The ACCOMPANY project has been developing a "social robot" based on a Care-o-bot platform –that is, an upright nearly-adult sized robot equipped with a tablet interface and a retractable arm capable of grasping and lifting objects.
The Care-o-bot has the appearance of a robot butler, since it moves about at the command of the user, it can hold its tablet as a tray for objects, and can use its arm to get things from the tray to the person. It can move alongside or behind its elderly user. It can also answer the front door and keep track of the current position of a person from a different place in the house.
However, it is much more than a butler. What turns the Care-o-bot into a companion for elderly users is that it can learn about and interact with them. It can learn their routine, and adapt to it, knowing when they are likely to wake up, for example, or when their favourite TV programmes are shown. It can display websites on topics of interest, or (in principle) start a Skype session. The companion robot can show concern for its user: it is capable of reminding users to take medicines or can suggest getting up and moving around when they have been sitting or lying for a long time. It can suggest recreations. The robot can also monitor falls, and can summon help.

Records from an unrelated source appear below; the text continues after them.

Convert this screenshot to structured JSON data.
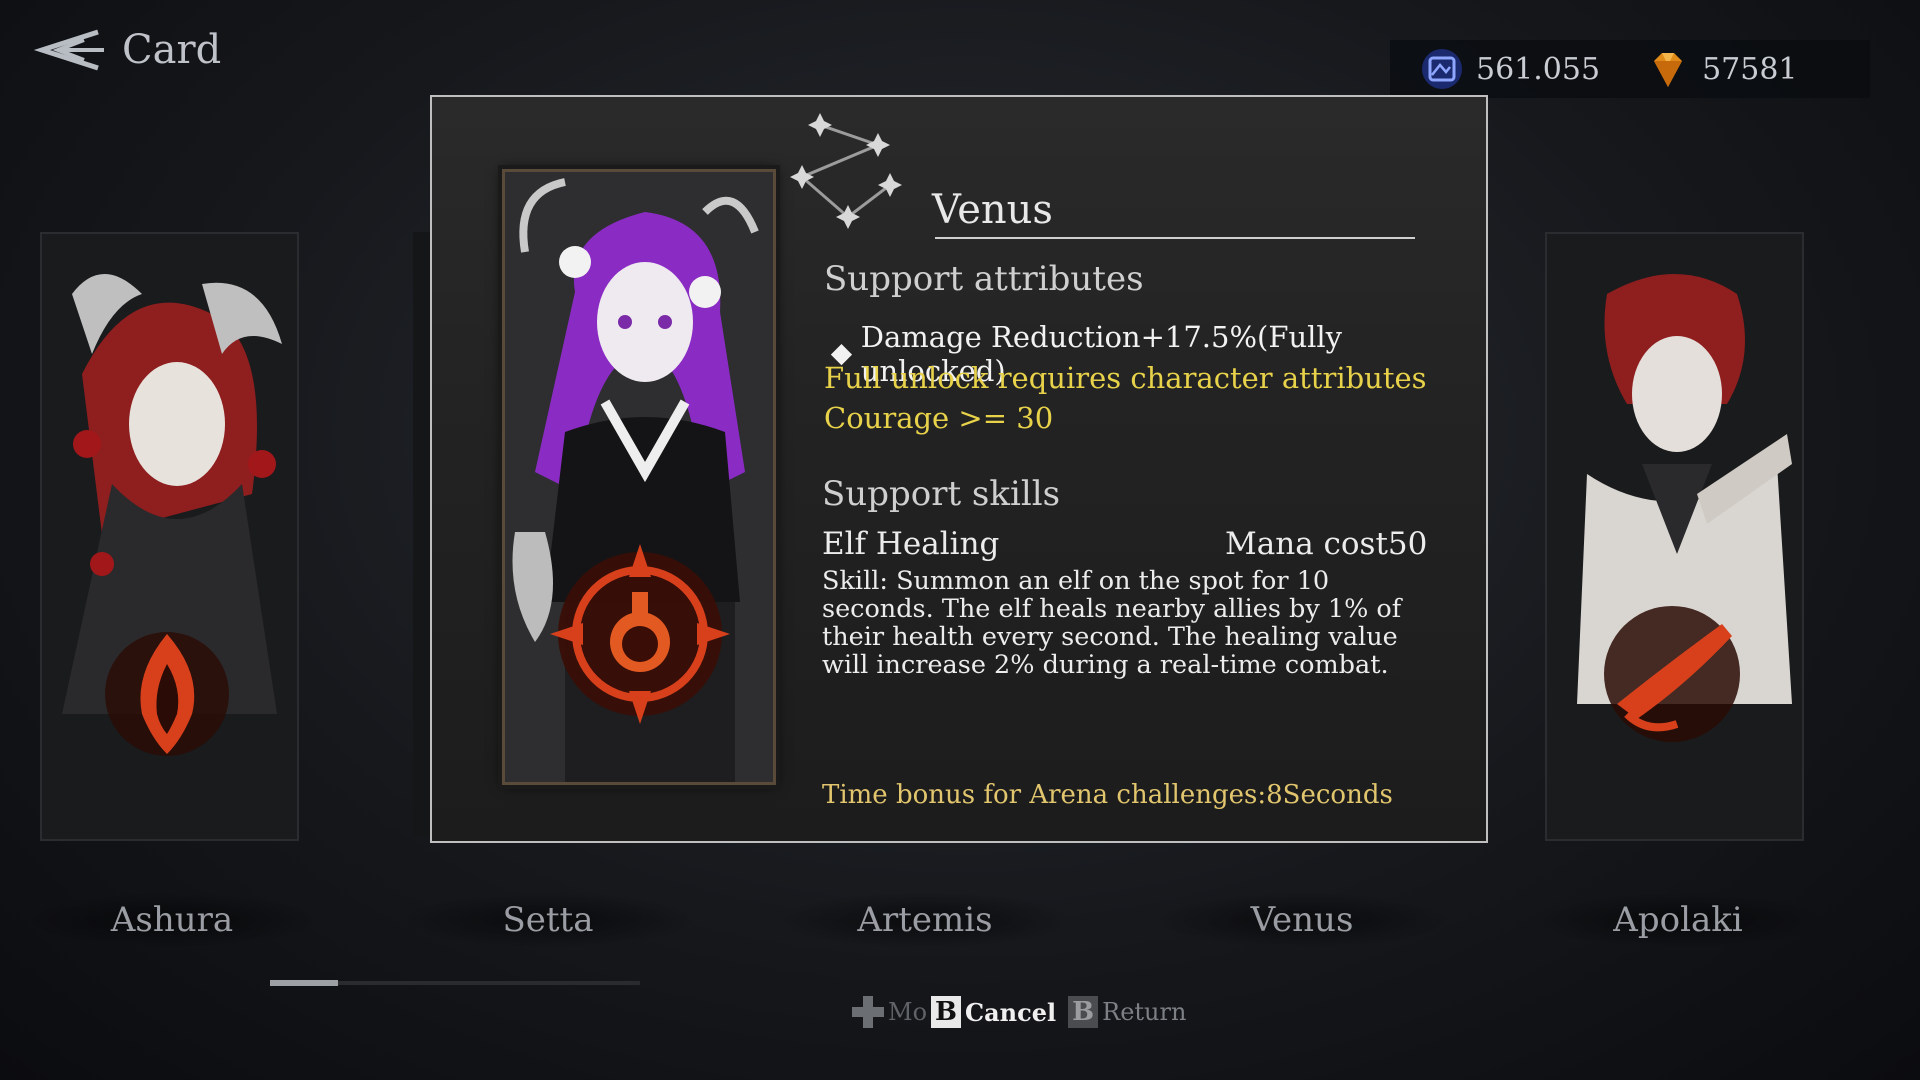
{
  "header": {
    "back_label": "Card"
  },
  "currency": [
    {
      "icon": "crystal-icon",
      "value": "561.055"
    },
    {
      "icon": "gem-icon",
      "value": "57581"
    }
  ],
  "card": {
    "name": "Venus",
    "support_attributes_heading": "Support attributes",
    "attribute": "Damage Reduction+17.5%(Fully unlocked)",
    "requirement_line1": "Full unlock requires character attributes",
    "requirement_line2": "Courage >= 30",
    "support_skills_heading": "Support skills",
    "skill_name": "Elf Healing",
    "mana_cost": "Mana cost50",
    "skill_description": "Skill:  Summon an elf on the spot for 10 seconds. The elf heals nearby allies by 1% of their health every second. The healing value will increase 2% during a real-time combat.",
    "arena_bonus": "Time bonus for Arena challenges:8Seconds"
  },
  "characters": [
    "Ashura",
    "Setta",
    "Artemis",
    "Venus",
    "Apolaki"
  ],
  "footer": {
    "move_label": "Mo",
    "cancel_key": "B",
    "cancel_label": "Cancel",
    "return_key": "B",
    "return_label": "Return"
  },
  "colors": {
    "requirement": "#e8d24a",
    "bonus": "#e2c66e",
    "emblem": "#d8401c"
  }
}
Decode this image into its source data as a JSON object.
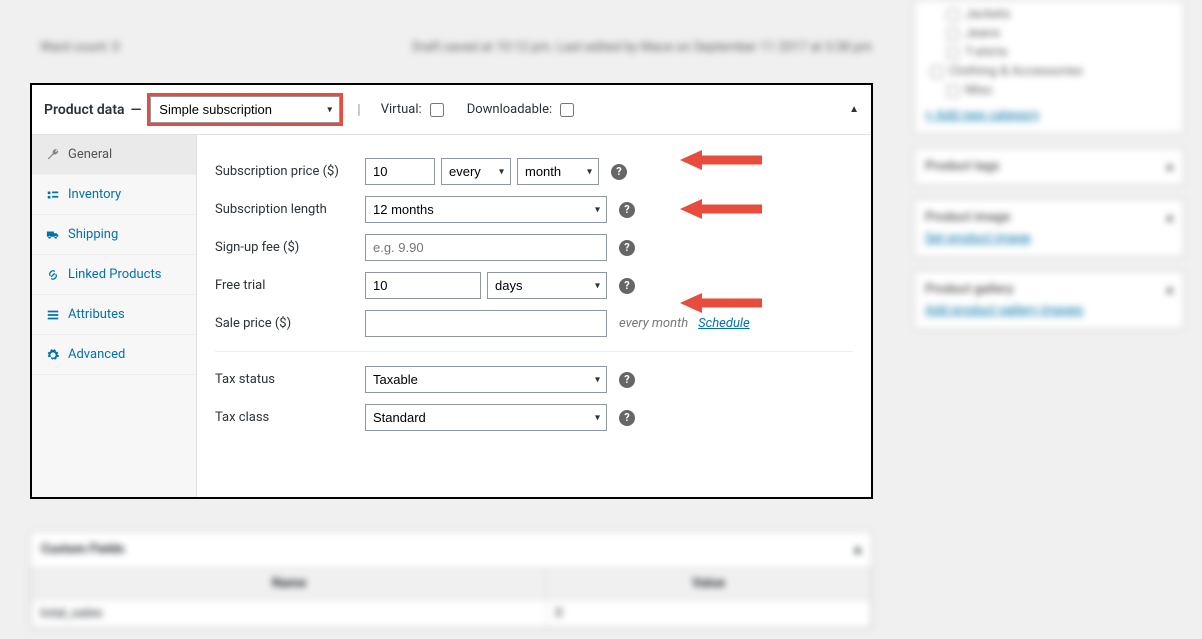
{
  "header": {
    "title": "Product data",
    "title_sep": " — ",
    "type_selected": "Simple subscription",
    "virtual_label": "Virtual:",
    "downloadable_label": "Downloadable:"
  },
  "tabs": [
    {
      "label": "General",
      "icon": "wrench",
      "active": true
    },
    {
      "label": "Inventory",
      "icon": "inventory",
      "active": false
    },
    {
      "label": "Shipping",
      "icon": "truck",
      "active": false
    },
    {
      "label": "Linked Products",
      "icon": "link",
      "active": false
    },
    {
      "label": "Attributes",
      "icon": "attrs",
      "active": false
    },
    {
      "label": "Advanced",
      "icon": "gear",
      "active": false
    }
  ],
  "fields": {
    "sub_price": {
      "label": "Subscription price ($)",
      "value": "10",
      "every": "every",
      "period": "month"
    },
    "sub_length": {
      "label": "Subscription length",
      "value": "12 months"
    },
    "signup": {
      "label": "Sign-up fee ($)",
      "placeholder": "e.g. 9.90"
    },
    "trial": {
      "label": "Free trial",
      "value": "10",
      "unit": "days"
    },
    "sale": {
      "label": "Sale price ($)",
      "value": "",
      "hint": "every month",
      "schedule": "Schedule"
    },
    "tax_status": {
      "label": "Tax status",
      "value": "Taxable"
    },
    "tax_class": {
      "label": "Tax class",
      "value": "Standard"
    }
  },
  "bg": {
    "top_left": "Ward count: 0",
    "top_right": "Draft saved at 10:12 pm. Last edited by Mace on September 11 2017 at 3:38 pm",
    "side_cats": [
      "Jackets",
      "Jeans",
      "T-shirts",
      "Clothing & Accessories",
      "Misc"
    ],
    "add_cat": "+ Add new category",
    "tags_h": "Product tags",
    "image_h": "Product image",
    "image_link": "Set product image",
    "gallery_h": "Product gallery",
    "gallery_link": "Add product gallery images",
    "custom_h": "Custom Fields",
    "col_name": "Name",
    "col_value": "Value",
    "row_name": "total_sales"
  }
}
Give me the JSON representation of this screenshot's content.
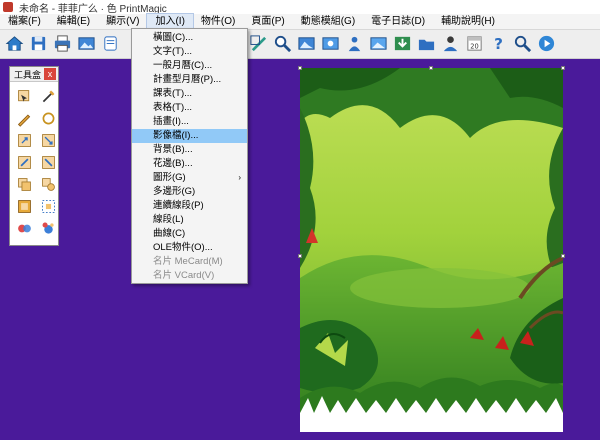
{
  "window": {
    "title": "未命名 - 菲菲广么 · 色 PrintMagic"
  },
  "menubar": [
    {
      "label": "檔案(F)",
      "active": false
    },
    {
      "label": "編輯(E)",
      "active": false
    },
    {
      "label": "顯示(V)",
      "active": false
    },
    {
      "label": "加入(I)",
      "active": true
    },
    {
      "label": "物件(O)",
      "active": false
    },
    {
      "label": "頁面(P)",
      "active": false
    },
    {
      "label": "動態模組(G)",
      "active": false
    },
    {
      "label": "電子日誌(D)",
      "active": false
    },
    {
      "label": "輔助說明(H)",
      "active": false
    }
  ],
  "toolbar": {
    "buttons": [
      "home-icon",
      "save-icon",
      "print-icon",
      "image-icon",
      "printer-icon",
      "frame-icon",
      "zoom-icon",
      "image-icon",
      "photo-icon",
      "person-icon",
      "image-icon",
      "download-icon",
      "folder-icon",
      "user-icon",
      "calendar-icon",
      "help-icon",
      "search-icon",
      "play-icon"
    ]
  },
  "toolbox": {
    "title": "工具盒",
    "close": "x",
    "tools": [
      "select-icon",
      "crop-icon",
      "pencil-icon",
      "ellipse-icon",
      "rotate-icon",
      "flip-icon",
      "align-icon",
      "group-icon",
      "copy-icon",
      "shape-icon",
      "layers-icon",
      "distribute-icon",
      "color-icon",
      "fill-icon"
    ]
  },
  "insert_menu": {
    "items": [
      {
        "label": "橫圖(C)...",
        "state": "normal"
      },
      {
        "label": "文字(T)...",
        "state": "normal"
      },
      {
        "label": "一般月曆(C)...",
        "state": "normal"
      },
      {
        "label": "計畫型月曆(P)...",
        "state": "normal"
      },
      {
        "label": "課表(T)...",
        "state": "normal"
      },
      {
        "label": "表格(T)...",
        "state": "normal"
      },
      {
        "label": "插畫(I)...",
        "state": "normal"
      },
      {
        "label": "影像檔(I)...",
        "state": "highlighted"
      },
      {
        "label": "背景(B)...",
        "state": "normal"
      },
      {
        "label": "花邊(B)...",
        "state": "normal"
      },
      {
        "label": "圖形(G)",
        "state": "normal",
        "submenu": "›"
      },
      {
        "label": "多邊形(G)",
        "state": "normal"
      },
      {
        "label": "連續線段(P)",
        "state": "normal"
      },
      {
        "label": "線段(L)",
        "state": "normal"
      },
      {
        "label": "曲線(C)",
        "state": "normal"
      },
      {
        "label": "OLE物件(O)...",
        "state": "normal"
      },
      {
        "label": "名片 MeCard(M)",
        "state": "disabled"
      },
      {
        "label": "名片 VCard(V)",
        "state": "disabled"
      }
    ]
  },
  "colors": {
    "workspace": "#4a1a9a",
    "menu_highlight": "#91c9f7",
    "jungle_light": "#a7d64a",
    "jungle_dark": "#1f6a1e"
  }
}
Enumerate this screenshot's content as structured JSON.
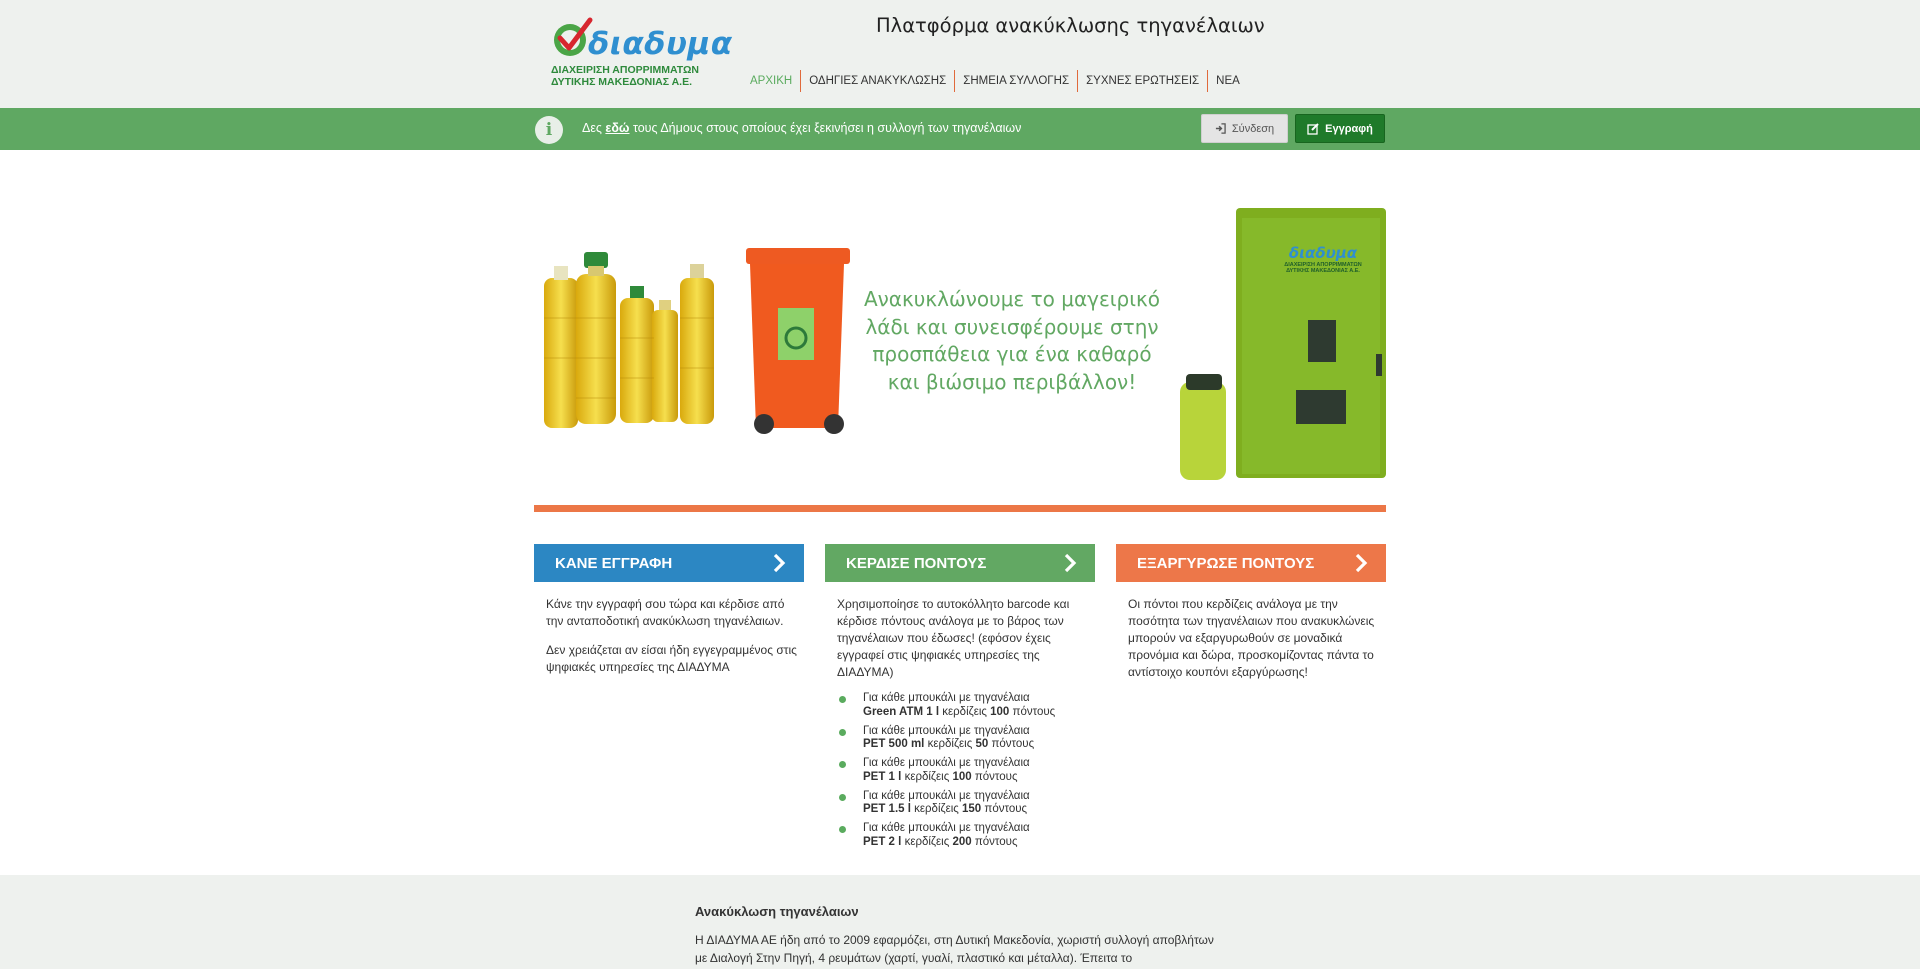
{
  "header": {
    "logo_word": "διαδυμα",
    "logo_line1": "ΔΙΑΧΕΙΡΙΣΗ ΑΠΟΡΡΙΜΜΑΤΩΝ",
    "logo_line2": "ΔΥΤΙΚΗΣ ΜΑΚΕΔΟΝΙΑΣ Α.Ε.",
    "site_title": "Πλατφόρμα ανακύκλωσης τηγανέλαιων",
    "nav": [
      "ΑΡΧΙΚΗ",
      "ΟΔΗΓΙΕΣ ΑΝΑΚΥΚΛΩΣΗΣ",
      "ΣΗΜΕΙΑ ΣΥΛΛΟΓΗΣ",
      "ΣΥΧΝΕΣ ΕΡΩΤΗΣΕΙΣ",
      "ΝΕΑ"
    ]
  },
  "infobar": {
    "text_before": "Δες ",
    "link": "εδώ",
    "text_after": " τους Δήμους στους οποίους έχει ξεκινήσει η συλλογή των τηγανέλαιων",
    "login_label": "Σύνδεση",
    "register_label": "Εγγραφή"
  },
  "hero": {
    "tagline": "Ανακυκλώνουμε το μαγειρικό λάδι και συνεισφέρουμε στην προσπάθεια για ένα καθαρό και βιώσιμο περιβάλλον!",
    "atm_logo_word": "διαδυμα",
    "atm_logo_line1": "ΔΙΑΧΕΙΡΙΣΗ ΑΠΟΡΡΙΜΜΑΤΩΝ",
    "atm_logo_line2": "ΔΥΤΙΚΗΣ ΜΑΚΕΔΟΝΙΑΣ Α.Ε."
  },
  "cards": [
    {
      "title": "ΚΑΝΕ ΕΓΓΡΑΦΗ",
      "p1": "Κάνε την εγγραφή σου τώρα και κέρδισε από την ανταποδοτική ανακύκλωση τηγανέλαιων.",
      "p2": "Δεν χρειάζεται αν είσαι ήδη εγγεγραμμένος στις ψηφιακές υπηρεσίες της ΔΙΑΔΥΜΑ"
    },
    {
      "title": "ΚΕΡΔΙΣΕ ΠΟΝΤΟΥΣ",
      "p1": "Χρησιμοποίησε το αυτοκόλλητο barcode και κέρδισε πόντους ανάλογα με το βάρος των τηγανέλαιων που έδωσες! (εφόσον έχεις εγγραφεί στις ψηφιακές υπηρεσίες της ΔΙΑΔΥΜΑ)",
      "bullets": [
        {
          "prefix": "Για κάθε μπουκάλι με τηγανέλαια",
          "item": "Green ATM 1 l",
          "mid": "κερδίζεις",
          "points": "100",
          "suffix": "πόντους"
        },
        {
          "prefix": "Για κάθε μπουκάλι με τηγανέλαια",
          "item": "PET 500 ml",
          "mid": "κερδίζεις",
          "points": "50",
          "suffix": "πόντους"
        },
        {
          "prefix": "Για κάθε μπουκάλι με τηγανέλαια",
          "item": "PET 1 l",
          "mid": "κερδίζεις",
          "points": "100",
          "suffix": "πόντους"
        },
        {
          "prefix": "Για κάθε μπουκάλι με τηγανέλαια",
          "item": "PET 1.5 l",
          "mid": "κερδίζεις",
          "points": "150",
          "suffix": "πόντους"
        },
        {
          "prefix": "Για κάθε μπουκάλι με τηγανέλαια",
          "item": "PET 2 l",
          "mid": "κερδίζεις",
          "points": "200",
          "suffix": "πόντους"
        }
      ]
    },
    {
      "title": "ΕΞΑΡΓΥΡΩΣΕ ΠΟΝΤΟΥΣ",
      "p1": "Οι πόντοι που κερδίζεις ανάλογα με την ποσότητα των τηγανέλαιων που ανακυκλώνεις μπορούν να εξαργυρωθούν σε μοναδικά προνόμια και δώρα, προσκομίζοντας πάντα το αντίστοιχο κουπόνι εξαργύρωσης!"
    }
  ],
  "bottom": {
    "title": "Ανακύκλωση τηγανέλαιων",
    "text": "Η ΔΙΑΔΥΜΑ ΑΕ ήδη από το 2009 εφαρμόζει, στη Δυτική Μακεδονία, χωριστή συλλογή αποβλήτων με Διαλογή Στην Πηγή, 4 ρευμάτων (χαρτί, γυαλί, πλαστικό και μέταλλα). Έπειτα το"
  },
  "colors": {
    "green": "#62a863",
    "dark_green": "#1f7a2a",
    "blue": "#2c87c3",
    "orange": "#ed7749",
    "header_bg": "#eef1ee"
  }
}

What if the user refuses to take scheduled medication or doesn't want to ask for help in case of a fall? If the user is present in the house with a visitor, should the robot be able to take instructions from the visitor? What if both the user and the visitor issue instructions? What if, in that case, the instructions conflict? In other words: to what degree should the user be the boss? Should falls and refusals to take medicine simply be observed passively by the robot, or should it be designed to query the apparent decisions of the user? What kind of event would be serious enough for help to be summoned no matter what the user said? It is evident that these cases raise a number of ethical issues.
The ethical framework worked out in the ACCOMPANY project by Professor Heather Draper (University of Birmingham) and myself provides answers to these questions, putting great weight on the value of user autonomy, that is, freedom to make one’s own choices. The idea begind this approach is that ageing users should not have their plans interfered with more than other adults just because they are old.
If autonomy is extremely important, as the ACCOMPANY ethical framework insists it is, then the robot should not be able to act as a surveillance agent for the caring authorities or for non-resident family members, even if both are only interested in the welfare of the elderly person.
The ACCOMPANY ethical framework suggests that robot companions are ethically justified primarily where they enable an elderly person to retain the whole range of decision-making powers ordinary adults have.
However if the robot is placed by competent authorities (the social or health care system) in the home of the elderly person on the condition that safety risks be reported, and the user agrees to this, then that may be a reason for the robot to summon help even if the user objects.
ACCOMPANY focuses on co-operation between robot and user, with the user being left to decide outcomes where there is a disagreement and no important health risk is at stake. Some of the action possibilities suggested by the robot might even appeal to users so that they decide to try them.
ACCOMPANY demonstrates that a social robot can help prevent isolation and loneliness, offering stimulating activities whilst respecting autonomy and independence.